いわゆるバラマキだとか目先の利益だとかをチラつかせて議員の席を確保してきたのがこれまでの政治家ではなかったかと思うわけです。
実際問題、日本の国力は確実に低下しています。はっきり言ってジリ貧です。その苦い現実を国民の前にさらけ出して、それでもなお日本を良くしたい、痛みは国民で分け合わねば日本が駄目になる、などと訴えた候補がこれまでいたでしょうか。
ほとんどの候補が子育て支援だとか消費税廃止だとか目先の利益にまつわることか、脱原発みたいな不安を煽る形で投票を呼びかけてきたのではないでしょうか。
これら目先の利益の獲得や不安の解消を訴えることは結局は人気投票に過ぎないのではないか、というのが私見です。
政治家のお仕事は大きなビジョンを描いて、それを国民に示しつつ、現在の生活とのバランスをどう取るのかを考えることであって、目先の支援だとか不安解消だとかはそれこそ官僚や自治体職員のお仕事です。
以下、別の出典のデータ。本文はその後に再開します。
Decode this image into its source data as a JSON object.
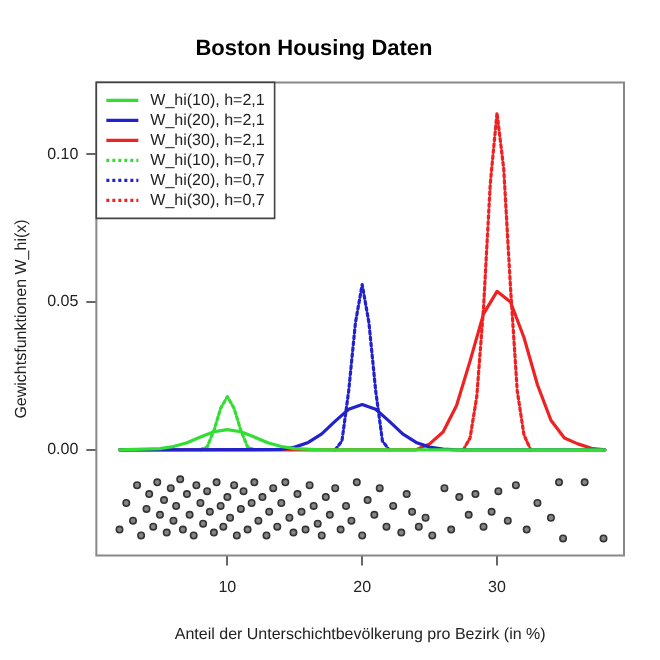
{
  "chart_data": {
    "type": "line",
    "title": "Boston Housing Daten",
    "xlabel": "Anteil der Unterschichtbevölkerung pro Bezirk (in %)",
    "ylabel": "Gewichtsfunktionen W_hi(x)",
    "xlim": [
      0.28,
      39.42
    ],
    "ylim": [
      -0.0358,
      0.1243
    ],
    "xticks": [
      10,
      20,
      30
    ],
    "yticks": [
      {
        "value": 0,
        "label": "0.00"
      },
      {
        "value": 0.05,
        "label": "0.05"
      },
      {
        "value": 0.1,
        "label": "0.10"
      }
    ],
    "grid": false,
    "legend": "top left",
    "series": [
      {
        "name": "W_hi(10), h=2,1",
        "color": "#33dd33",
        "line_style": "solid",
        "marker": "none",
        "x": [
          2,
          5,
          6,
          7,
          8,
          9,
          10,
          11,
          12,
          13,
          14,
          15,
          17,
          38
        ],
        "values": [
          0,
          0.0004,
          0.0011,
          0.0024,
          0.0043,
          0.0061,
          0.0068,
          0.0061,
          0.0043,
          0.0024,
          0.0011,
          0.0004,
          0,
          0
        ]
      },
      {
        "name": "W_hi(20), h=2,1",
        "color": "#2222cc",
        "line_style": "solid",
        "marker": "none",
        "x": [
          2,
          14,
          15,
          16,
          17,
          18,
          19,
          20,
          21,
          22,
          23,
          24,
          25,
          26,
          27,
          38
        ],
        "values": [
          0,
          0.0001,
          0.0009,
          0.0025,
          0.0054,
          0.0097,
          0.0137,
          0.0153,
          0.0137,
          0.0097,
          0.0054,
          0.0025,
          0.0009,
          0.0002,
          0,
          0
        ]
      },
      {
        "name": "W_hi(30), h=2,1",
        "color": "#ee2222",
        "line_style": "solid",
        "marker": "none",
        "x": [
          2,
          24,
          25,
          26,
          27,
          28,
          29,
          30,
          31,
          32,
          33,
          34,
          35,
          36,
          37,
          38
        ],
        "values": [
          0,
          0,
          0.002,
          0.006,
          0.015,
          0.03,
          0.046,
          0.0536,
          0.05,
          0.038,
          0.022,
          0.01,
          0.004,
          0.002,
          0.0005,
          0
        ]
      },
      {
        "name": "W_hi(10), h=0,7",
        "color": "#33dd33",
        "line_style": "dotted",
        "marker": "none",
        "x": [
          8,
          8.5,
          9,
          9.5,
          10,
          10.5,
          11,
          11.5,
          12
        ],
        "values": [
          0,
          0.001,
          0.0065,
          0.014,
          0.018,
          0.014,
          0.0065,
          0.001,
          0
        ]
      },
      {
        "name": "W_hi(20), h=0,7",
        "color": "#2222cc",
        "line_style": "dotted",
        "marker": "none",
        "x": [
          18,
          18.5,
          19,
          19.5,
          20,
          20.5,
          21,
          21.5,
          22
        ],
        "values": [
          0,
          0.003,
          0.02,
          0.043,
          0.0559,
          0.043,
          0.02,
          0.003,
          0
        ]
      },
      {
        "name": "W_hi(30), h=0,7",
        "color": "#ee2222",
        "line_style": "dotted",
        "marker": "none",
        "x": [
          27.5,
          28,
          28.5,
          29,
          29.5,
          30,
          30.5,
          31,
          31.5,
          32,
          32.5
        ],
        "values": [
          0,
          0.004,
          0.018,
          0.048,
          0.09,
          0.114,
          0.095,
          0.055,
          0.02,
          0.005,
          0
        ]
      },
      {
        "type": "scatter",
        "color": "#333333",
        "marker": "circle",
        "x": [
          2.0,
          2.5,
          3.0,
          3.3,
          3.6,
          4.0,
          4.2,
          4.5,
          4.8,
          5.0,
          5.3,
          5.5,
          5.8,
          6.0,
          6.2,
          6.5,
          6.7,
          7.0,
          7.2,
          7.5,
          7.7,
          8.0,
          8.2,
          8.5,
          8.7,
          9.0,
          9.2,
          9.5,
          9.7,
          10.0,
          10.2,
          10.5,
          10.7,
          11.0,
          11.2,
          11.5,
          11.8,
          12.0,
          12.3,
          12.6,
          12.9,
          13.1,
          13.4,
          13.7,
          14.0,
          14.3,
          14.6,
          14.9,
          15.2,
          15.5,
          15.8,
          16.1,
          16.4,
          16.7,
          17.0,
          17.3,
          17.6,
          18.0,
          18.4,
          18.8,
          19.2,
          19.6,
          20.0,
          20.4,
          20.9,
          21.3,
          21.8,
          22.3,
          22.9,
          23.3,
          23.7,
          24.2,
          24.7,
          25.2,
          26.1,
          26.6,
          27.2,
          27.9,
          28.4,
          29.0,
          29.6,
          30.1,
          30.8,
          31.4,
          32.2,
          33.0,
          34.0,
          34.6,
          34.9,
          36.5,
          37.9
        ],
        "values": [
          -0.027,
          -0.018,
          -0.024,
          -0.012,
          -0.029,
          -0.02,
          -0.015,
          -0.026,
          -0.011,
          -0.022,
          -0.017,
          -0.028,
          -0.013,
          -0.024,
          -0.019,
          -0.01,
          -0.027,
          -0.015,
          -0.022,
          -0.029,
          -0.012,
          -0.018,
          -0.025,
          -0.014,
          -0.021,
          -0.028,
          -0.011,
          -0.019,
          -0.026,
          -0.016,
          -0.023,
          -0.012,
          -0.029,
          -0.02,
          -0.014,
          -0.027,
          -0.018,
          -0.011,
          -0.024,
          -0.016,
          -0.029,
          -0.021,
          -0.013,
          -0.026,
          -0.018,
          -0.011,
          -0.023,
          -0.028,
          -0.015,
          -0.021,
          -0.027,
          -0.012,
          -0.019,
          -0.025,
          -0.029,
          -0.016,
          -0.022,
          -0.013,
          -0.027,
          -0.019,
          -0.024,
          -0.011,
          -0.029,
          -0.017,
          -0.022,
          -0.013,
          -0.026,
          -0.019,
          -0.028,
          -0.015,
          -0.021,
          -0.026,
          -0.023,
          -0.029,
          -0.013,
          -0.027,
          -0.016,
          -0.022,
          -0.015,
          -0.026,
          -0.021,
          -0.014,
          -0.024,
          -0.012,
          -0.027,
          -0.018,
          -0.023,
          -0.011,
          -0.03,
          -0.011,
          -0.03
        ]
      }
    ]
  }
}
そもそも「政治家というのは人気商売だ、国民に分かり易く説明をしなければならない!」みたいに強弁する人が、時を変えて「政治家は人気投票で選ばれてはならない!」みたいなことを訴えていたりするので、翻訳すると「自分の価値観に合わないやつは全部だめ」ということなんだろうな、というのは何となく分かったりもしています。